Europe’s Italian Muse?

ROME – The euro contagion triggered by Greece’s sovereign-debt crisis has now infected Italy. Silvio Berlusconi’s government, together with a fiscally conscious opposition, managed to secure – in only a few days – parliamentary approval of a package of measures worth more than €50 billion, in order to restore market confidence in the soundness of Italy’s economic fundamentals.

In the absence of a strong and credible EU-wide commitment to stop the contagion, other eurozone countries hit by the sovereign-debt crisis have been following a similar script. But the financier George Soros is right: Europe needs a “Plan B.” The huge crisis now hitting the eurozone and the European Union must not be wasted. It must be used to move Europe farther along the road of integration, lest the Union begin to reverse course.

When the euro was created, its architects were well aware that no monetary union in history had succeeded without the backing of a political union. Hopes nonetheless were pinned on the existence of a large, European-wide market and eurozone member states’ commitment to keeping fiscal deficits, public debt, and inflation under control. But several eurozone members did not keep their word, and the crisis engulfing their sovereign debt now endangers the survival of the eurozone as a whole.

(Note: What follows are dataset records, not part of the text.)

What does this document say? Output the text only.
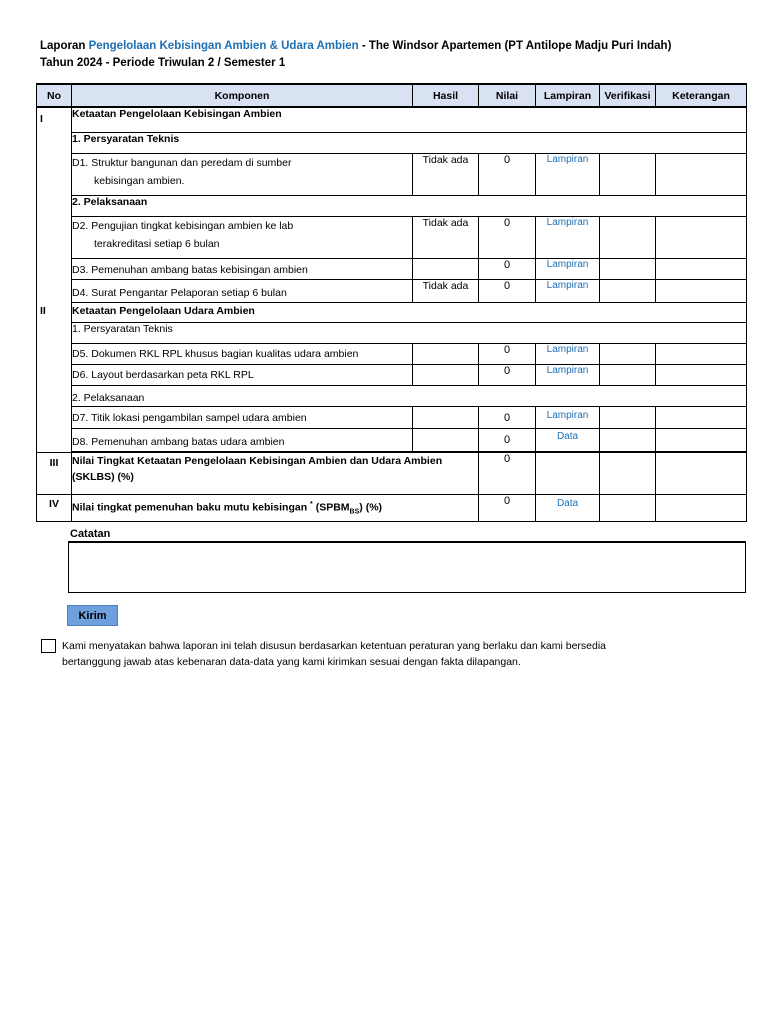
Laporan Pengelolaan Kebisingan Ambien & Udara Ambien - The Windsor Apartemen (PT Antilope Madju Puri Indah)
Tahun 2024 - Periode Triwulan 2 / Semester 1
No	Komponen	Hasil	Nilai	Lampiran	Verifikasi	Keterangan
I	Ketaatan Pengelolaan Kebisingan Ambien					
	1. Persyaratan Teknis					
	D1. Struktur bangunan dan peredam di sumber
kebisingan ambien.	Tidak ada	0	Lampiran		
	2. Pelaksanaan					
	D2. Pengujian tingkat kebisingan ambien ke lab
terakreditasi setiap 6 bulan	Tidak ada	0	Lampiran		
	D3. Pemenuhan ambang batas kebisingan ambien		0	Lampiran		
	D4. Surat Pengantar Pelaporan setiap 6 bulan	Tidak ada	0	Lampiran		

II	Ketaatan Pengelolaan Udara Ambien					
	1. Persyaratan Teknis					
	D5. Dokumen RKL RPL khusus bagian kualitas udara ambien		0	Lampiran		
	D6. Layout berdasarkan peta RKL RPL		0	Lampiran		
	2. Pelaksanaan					
	D7. Titik lokasi pengambilan sampel udara ambien		0	Lampiran		
	D8. Pemenuhan ambang batas udara ambien		0	Data		

III	Nilai Tingkat Ketaatan Pengelolaan Kebisingan Ambien dan Udara Ambien
(SKLBS) (%)		0			
IV	Nilai tingkat pemenuhan baku mutu kebisingan * $(SPBM_{BS})$ (%)		0	Data		
Catatan
Kirim
Kami menyatakan bahwa laporan ini telah disusun berdasarkan ketentuan peraturan yang berlaku dan kami bersedia
bertanggung jawab atas kebenaran data-data yang kami kirimkan sesuai dengan fakta dilapangan.
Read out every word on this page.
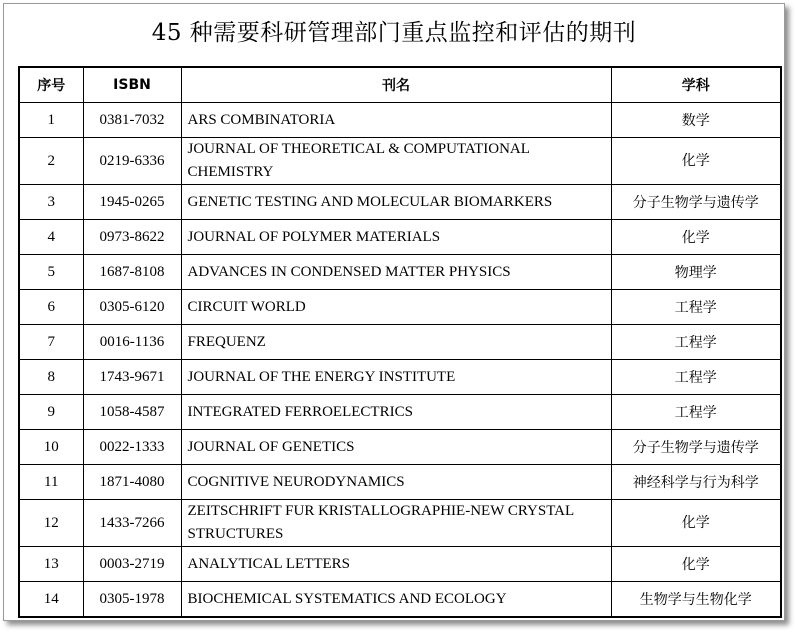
45 种需要科研管理部门重点监控和评估的期刊
序号	ISBN	刊名	学科
1	0381-7032	ARS COMBINATORIA	数学
2	0219-6336	JOURNAL OF THEORETICAL & COMPUTATIONAL CHEMISTRY	化学
3	1945-0265	GENETIC TESTING AND MOLECULAR BIOMARKERS	分子生物学与遗传学
4	0973-8622	JOURNAL OF POLYMER MATERIALS	化学
5	1687-8108	ADVANCES IN CONDENSED MATTER PHYSICS	物理学
6	0305-6120	CIRCUIT WORLD	工程学
7	0016-1136	FREQUENZ	工程学
8	1743-9671	JOURNAL OF THE ENERGY INSTITUTE	工程学
9	1058-4587	INTEGRATED FERROELECTRICS	工程学
10	0022-1333	JOURNAL OF GENETICS	分子生物学与遗传学
11	1871-4080	COGNITIVE NEURODYNAMICS	神经科学与行为科学
12	1433-7266	ZEITSCHRIFT FUR KRISTALLOGRAPHIE-NEW CRYSTAL STRUCTURES	化学
13	0003-2719	ANALYTICAL LETTERS	化学
14	0305-1978	BIOCHEMICAL SYSTEMATICS AND ECOLOGY	生物学与生物化学
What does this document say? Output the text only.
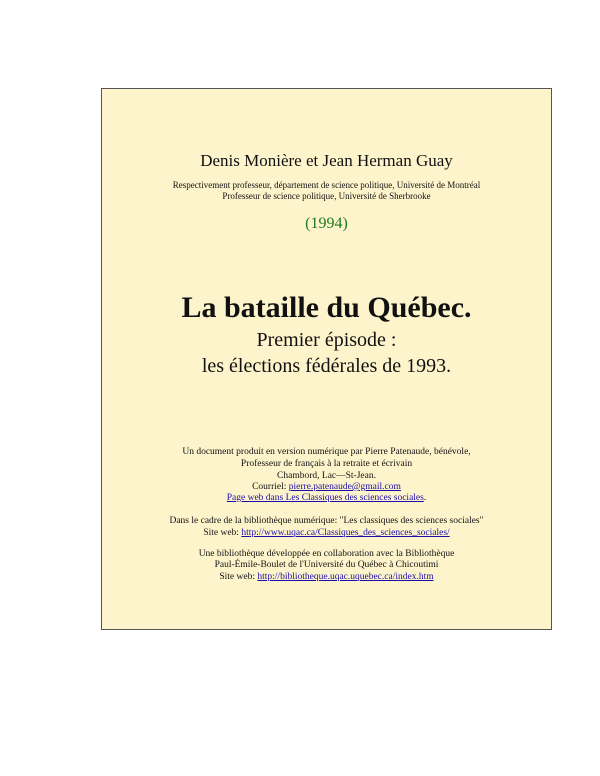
Denis Monière et Jean Herman Guay
Respectivement professeur, département de science politique, Université de Montréal
Professeur de science politique, Université de Sherbrooke
(1994)
La bataille du Québec.
Premier épisode :
les élections fédérales de 1993.
Un document produit en version numérique par Pierre Patenaude, bénévole,
Professeur de français à la retraite et écrivain
Chambord, Lac—St-Jean.
Courriel: pierre.patenaude@gmail.com
Page web dans Les Classiques des sciences sociales.
Dans le cadre de la bibliothèque numérique: "Les classiques des sciences sociales"
Site web: http://www.uqac.ca/Classiques_des_sciences_sociales/
Une bibliothèque développée en collaboration avec la Bibliothèque
Paul-Émile-Boulet de l'Université du Québec à Chicoutimi
Site web: http://bibliotheque.uqac.uquebec.ca/index.htm
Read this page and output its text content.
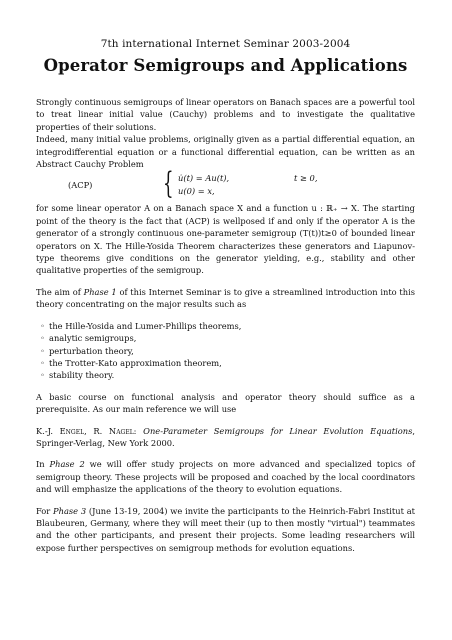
7th international Internet Seminar 2003-2004
Operator Semigroups and Applications

Strongly continuous semigroups of linear operators on Banach spaces are a powerful tool to treat linear initial value (Cauchy) problems and to investigate the qualitative properties of their solutions.

Indeed, many initial value problems, originally given as a partial differential equation, an integrodifferential equation or a functional differential equation, can be written as an Abstract Cauchy Problem

(ACP) { u̇(t) = Au(t),
u(0) = x,
t ≥ 0,

for some linear operator A on a Banach space X and a function u : ℝ₊ → X. The starting point of the theory is the fact that (ACP) is wellposed if and only if the operator A is the generator of a strongly continuous one-parameter semigroup (T(t))t≥0 of bounded linear operators on X. The Hille-Yosida Theorem characterizes these generators and Liapunov-type theorems give conditions on the generator yielding, e.g., stability and other qualitative properties of the semigroup.

The aim of Phase 1 of this Internet Seminar is to give a streamlined introduction into this theory concentrating on the major results such as

◦ the Hille-Yosida and Lumer-Phillips theorems,
◦ analytic semigroups,
◦ perturbation theory,
◦ the Trotter-Kato approximation theorem,
◦ stability theory.

A basic course on functional analysis and operator theory should suffice as a prerequisite. As our main reference we will use

K.-J. Engel, R. Nagel: One-Parameter Semigroups for Linear Evolution Equations, Springer-Verlag, New York 2000.

In Phase 2 we will offer study projects on more advanced and specialized topics of semigroup theory. These projects will be proposed and coached by the local coordinators and will emphasize the applications of the theory to evolution equations.

For Phase 3 (June 13-19, 2004) we invite the participants to the Heinrich-Fabri Institut at Blaubeuren, Germany, where they will meet their (up to then mostly "virtual") teammates and the other participants, and present their projects. Some leading researchers will expose further perspectives on semigroup methods for evolution equations.
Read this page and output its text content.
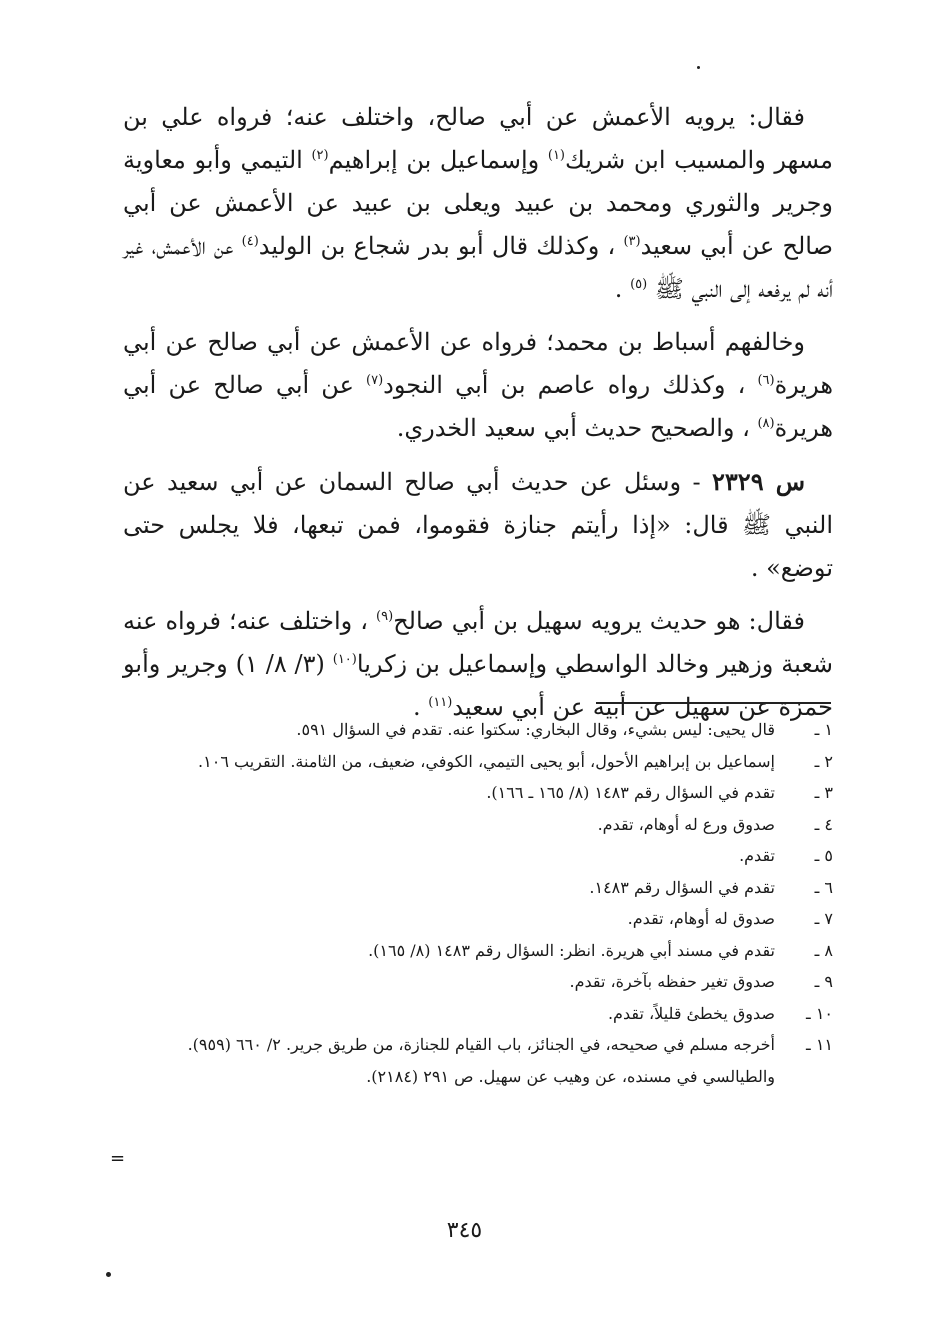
فقال: يرويه الأعمش عن أبي صالح، واختلف عنه؛ فرواه علي بن مسهر والمسيب ابن شريك$^{(١)}$ وإسماعيل بن إبراهيم$^{(٢)}$ التيمي وأبو معاوية وجرير والثوري ومحمد بن عبيد ويعلى بن عبيد عن الأعمش عن أبي صالح عن أبي سعيد$^{(٣)}$ ، وكذلك قال أبو بدر شجاع بن الوليد$^{(٤)}$ عن الأعمش، غير أنه لم يرفعه إلى النبي ﷺ $^{(٥)}$ .

وخالفهم أسباط بن محمد؛ فرواه عن الأعمش عن أبي صالح عن أبي هريرة$^{(٦)}$ ، وكذلك رواه عاصم بن أبي النجود$^{(٧)}$ عن أبي صالح عن أبي هريرة$^{(٨)}$ ، والصحيح حديث أبي سعيد الخدري.

س ٢٣٢٩ - وسئل عن حديث أبي صالح السمان عن أبي سعيد عن النبي ﷺ قال: «إذا رأيتم جنازة فقوموا، فمن تبعها، فلا يجلس حتى توضع» .

فقال: هو حديث يرويه سهيل بن أبي صالح$^{(٩)}$ ، واختلف عنه؛ فرواه عنه شعبة وزهير وخالد الواسطي وإسماعيل بن زكريا$^{(١٠)}$ (٣/ ٨/ ١) وجرير وأبو حمزة عن سهيل عن أبيه عن أبي سعيد$^{(١١)}$ .

١ ـ
قال يحيى: ليس بشيء، وقال البخاري: سكتوا عنه. تقدم في السؤال ٥٩١.
٢ ـ
إسماعيل بن إبراهيم الأحول، أبو يحيى التيمي، الكوفي، ضعيف، من الثامنة. التقريب ١٠٦.
٣ ـ
تقدم في السؤال رقم ١٤٨٣ (٨/ ١٦٥ ـ ١٦٦).
٤ ـ
صدوق ورع له أوهام، تقدم.
٥ ـ
تقدم.
٦ ـ
تقدم في السؤال رقم ١٤٨٣.
٧ ـ
صدوق له أوهام، تقدم.
٨ ـ
تقدم في مسند أبي هريرة. انظر: السؤال رقم ١٤٨٣ (٨/ ١٦٥).
٩ ـ
صدوق تغير حفظه بآخرة، تقدم.
١٠ ـ
صدوق يخطئ قليلاً، تقدم.
١١ ـ
أخرجه مسلم في صحيحه، في الجنائز، باب القيام للجنازة، من طريق جرير. ٢/ ٦٦٠ (٩٥٩).
والطيالسي في مسنده، عن وهيب عن سهيل. ص ٢٩١ (٢١٨٤).
=
٣٤٥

As coordination among sovereign states has plainly not worked, only two possibilities are left. One option is that eurozone members remain sovereign and claim back their monetary powers, which implies not only the death of the euro, but also a threat to the internal market and to the EU’s very existence. The other option is to cede more sovereignty to the EU, which implies not only the survival of the euro, but also, and perhaps more importantly, the birth of Europe’s political union.